Он оглядел аудиторию. – Вот в чем дело. Покажите мне правительство. Покажите мне хоть какое-нибудь правительство. – Он снова жестом опустил наши руки: – Забудьте. Вам не удастся. Вы сможете показать некоторые здания, некоторых людей, некоторые правила, записанные на бумаге, но не сможете показать правительство. Потому что такой вещи нет в физической вселенной. Это просто нечто придуманное. Оно существует, только если мы согласны, что это так. Вы только что доказали это сами. Мы согласились, что нам нужен персонал управления, и мы согласились принять некоторые правила, как именно следует управлять. Эти соглашения и есть правительство. Ничего более.
Сколько власти получает правительство зависит от того, сколько соглашений установлено. Если согласно достаточно много народа, мы можем построить несколько зданий, нанять некоторых людей для работы в них и для выполнения наших соглашений. А теперь вопрос: как вы узнаете, является ли что-нибудь делом правительства или нет – то есть, делом людей, которых мы наняли работать в наших зданиях и исполнять для нас наши соглашения? Как они узнают, чем управлять? Где критерии?
Нет, опустите руки. Это слишком просто. Лицо, место или вещь находятся в юрисдикции правительства, если они нарушают правительственные соглашения. Если не нарушают, то не находятся.
Правительство не управляет людьми, которые придерживаются соглашений. Они не нуждаются в управлении. Они являются ответственными. Делом правительства является управление теми людьми, которые нарушают соглашения. Вот и все. Все правительства содержат людей управления, чтобы придерживаться соглашений, особенно теми, кто управляет.
Уайтлоу задумчиво двинулся в конец комнаты. Он словно медленно рассуждал вслух:
– Далее, управление есть принятие решений, правильно? Кто-нибудь не согласен?

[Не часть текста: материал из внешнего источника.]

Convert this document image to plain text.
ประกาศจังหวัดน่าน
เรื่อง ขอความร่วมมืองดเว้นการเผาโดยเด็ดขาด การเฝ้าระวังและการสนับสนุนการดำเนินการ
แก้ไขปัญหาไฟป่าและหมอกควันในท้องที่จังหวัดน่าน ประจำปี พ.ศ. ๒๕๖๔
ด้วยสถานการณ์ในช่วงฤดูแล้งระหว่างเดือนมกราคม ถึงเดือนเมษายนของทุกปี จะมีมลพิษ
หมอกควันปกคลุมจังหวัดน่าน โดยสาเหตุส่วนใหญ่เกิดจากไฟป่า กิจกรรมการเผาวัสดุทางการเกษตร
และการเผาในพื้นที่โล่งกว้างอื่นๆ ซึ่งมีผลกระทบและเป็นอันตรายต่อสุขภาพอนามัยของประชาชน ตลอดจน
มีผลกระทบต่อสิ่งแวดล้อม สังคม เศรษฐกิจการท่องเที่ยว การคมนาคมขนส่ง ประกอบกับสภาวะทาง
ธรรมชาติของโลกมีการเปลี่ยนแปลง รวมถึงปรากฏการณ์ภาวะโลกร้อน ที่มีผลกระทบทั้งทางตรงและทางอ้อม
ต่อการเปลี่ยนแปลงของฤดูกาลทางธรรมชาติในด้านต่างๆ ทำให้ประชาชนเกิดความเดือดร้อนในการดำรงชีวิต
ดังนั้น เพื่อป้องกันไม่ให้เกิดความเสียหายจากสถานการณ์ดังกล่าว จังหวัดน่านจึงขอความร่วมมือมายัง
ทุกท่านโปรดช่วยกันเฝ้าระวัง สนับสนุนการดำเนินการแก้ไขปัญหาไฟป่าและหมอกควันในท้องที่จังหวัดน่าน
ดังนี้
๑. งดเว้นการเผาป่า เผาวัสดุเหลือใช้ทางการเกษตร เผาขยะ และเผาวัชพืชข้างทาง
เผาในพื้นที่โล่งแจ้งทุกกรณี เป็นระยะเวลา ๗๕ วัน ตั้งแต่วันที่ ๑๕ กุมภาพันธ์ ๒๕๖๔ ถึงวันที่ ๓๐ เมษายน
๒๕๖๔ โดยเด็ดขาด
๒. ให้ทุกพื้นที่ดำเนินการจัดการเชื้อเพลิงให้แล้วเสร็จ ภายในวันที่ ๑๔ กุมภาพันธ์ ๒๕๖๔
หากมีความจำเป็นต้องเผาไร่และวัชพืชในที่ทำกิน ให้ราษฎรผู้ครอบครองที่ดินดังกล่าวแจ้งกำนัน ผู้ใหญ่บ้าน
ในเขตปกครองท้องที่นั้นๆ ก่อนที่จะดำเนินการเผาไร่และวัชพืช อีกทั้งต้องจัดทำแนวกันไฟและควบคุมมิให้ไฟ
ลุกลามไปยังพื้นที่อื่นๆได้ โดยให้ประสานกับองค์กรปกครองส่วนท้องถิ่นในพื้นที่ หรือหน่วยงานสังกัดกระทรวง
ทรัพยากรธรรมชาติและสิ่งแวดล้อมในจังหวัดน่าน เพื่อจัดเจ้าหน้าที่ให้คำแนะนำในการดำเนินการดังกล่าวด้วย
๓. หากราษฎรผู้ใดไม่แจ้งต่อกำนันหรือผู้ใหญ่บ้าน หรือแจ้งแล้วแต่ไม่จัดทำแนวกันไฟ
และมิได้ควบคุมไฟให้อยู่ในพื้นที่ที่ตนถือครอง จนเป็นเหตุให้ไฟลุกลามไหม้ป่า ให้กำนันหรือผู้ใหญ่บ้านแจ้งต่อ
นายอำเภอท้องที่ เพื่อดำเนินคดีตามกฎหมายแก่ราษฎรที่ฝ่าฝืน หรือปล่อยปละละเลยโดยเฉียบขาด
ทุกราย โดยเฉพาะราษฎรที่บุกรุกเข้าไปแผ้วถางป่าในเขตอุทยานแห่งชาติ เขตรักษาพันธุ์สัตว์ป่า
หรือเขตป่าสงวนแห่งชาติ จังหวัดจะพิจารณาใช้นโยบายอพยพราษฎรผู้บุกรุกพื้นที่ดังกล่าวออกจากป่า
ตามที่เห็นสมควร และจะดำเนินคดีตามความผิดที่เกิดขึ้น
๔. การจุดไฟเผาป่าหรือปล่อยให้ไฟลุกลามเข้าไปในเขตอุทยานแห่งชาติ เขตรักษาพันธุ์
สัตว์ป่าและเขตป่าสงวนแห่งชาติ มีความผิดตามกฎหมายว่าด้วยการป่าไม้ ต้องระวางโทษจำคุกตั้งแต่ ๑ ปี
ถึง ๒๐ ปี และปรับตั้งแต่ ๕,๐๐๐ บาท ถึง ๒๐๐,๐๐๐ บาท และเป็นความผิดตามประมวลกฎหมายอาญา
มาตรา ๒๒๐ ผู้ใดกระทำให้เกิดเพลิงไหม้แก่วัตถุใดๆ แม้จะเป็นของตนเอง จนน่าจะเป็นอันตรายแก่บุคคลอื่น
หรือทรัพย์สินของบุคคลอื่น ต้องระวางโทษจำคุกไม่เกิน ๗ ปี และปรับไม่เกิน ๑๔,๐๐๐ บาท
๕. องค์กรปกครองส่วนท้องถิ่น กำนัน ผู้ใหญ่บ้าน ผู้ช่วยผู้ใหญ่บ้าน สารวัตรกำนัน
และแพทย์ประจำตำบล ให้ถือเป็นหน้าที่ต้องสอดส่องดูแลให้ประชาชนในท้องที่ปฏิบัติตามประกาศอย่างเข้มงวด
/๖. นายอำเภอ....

Так, вопрос вот в чем: где руководящая линия, по которой руководители принимают свои решения? Где мерная палочка? – Он оглядел нас.
Марсия или кто-то другой: – Соглашения, конечно. Правила.
Уайтлоу фыркнул: – Ничего подобного. Правила являются просто контекстом, это санкция на решения. На самом деле история нации делается мужчинами и женщинами, которые не придерживаются правил. История – это список тех, кто нарушает соглашения.
Каждый раз, когда соглашения нарушаются, личность, ответственная за эти соглашения, тоже проходит проверку. Итак, что же эта личность использует в качестве руководящей линии, особенно, когда не существует руководящих линий?
Где источник выбора этой личности? – Уайтлоу сунул руки в карманы пиджака и медленно повернулся, убеждаясь, что мы все внимательно слушаем. Заговорил он низким и тихим голосом: – Истина в том, что абсолютно каждый отдельный выбор – есть отражение целостности индивидуума, делающего его.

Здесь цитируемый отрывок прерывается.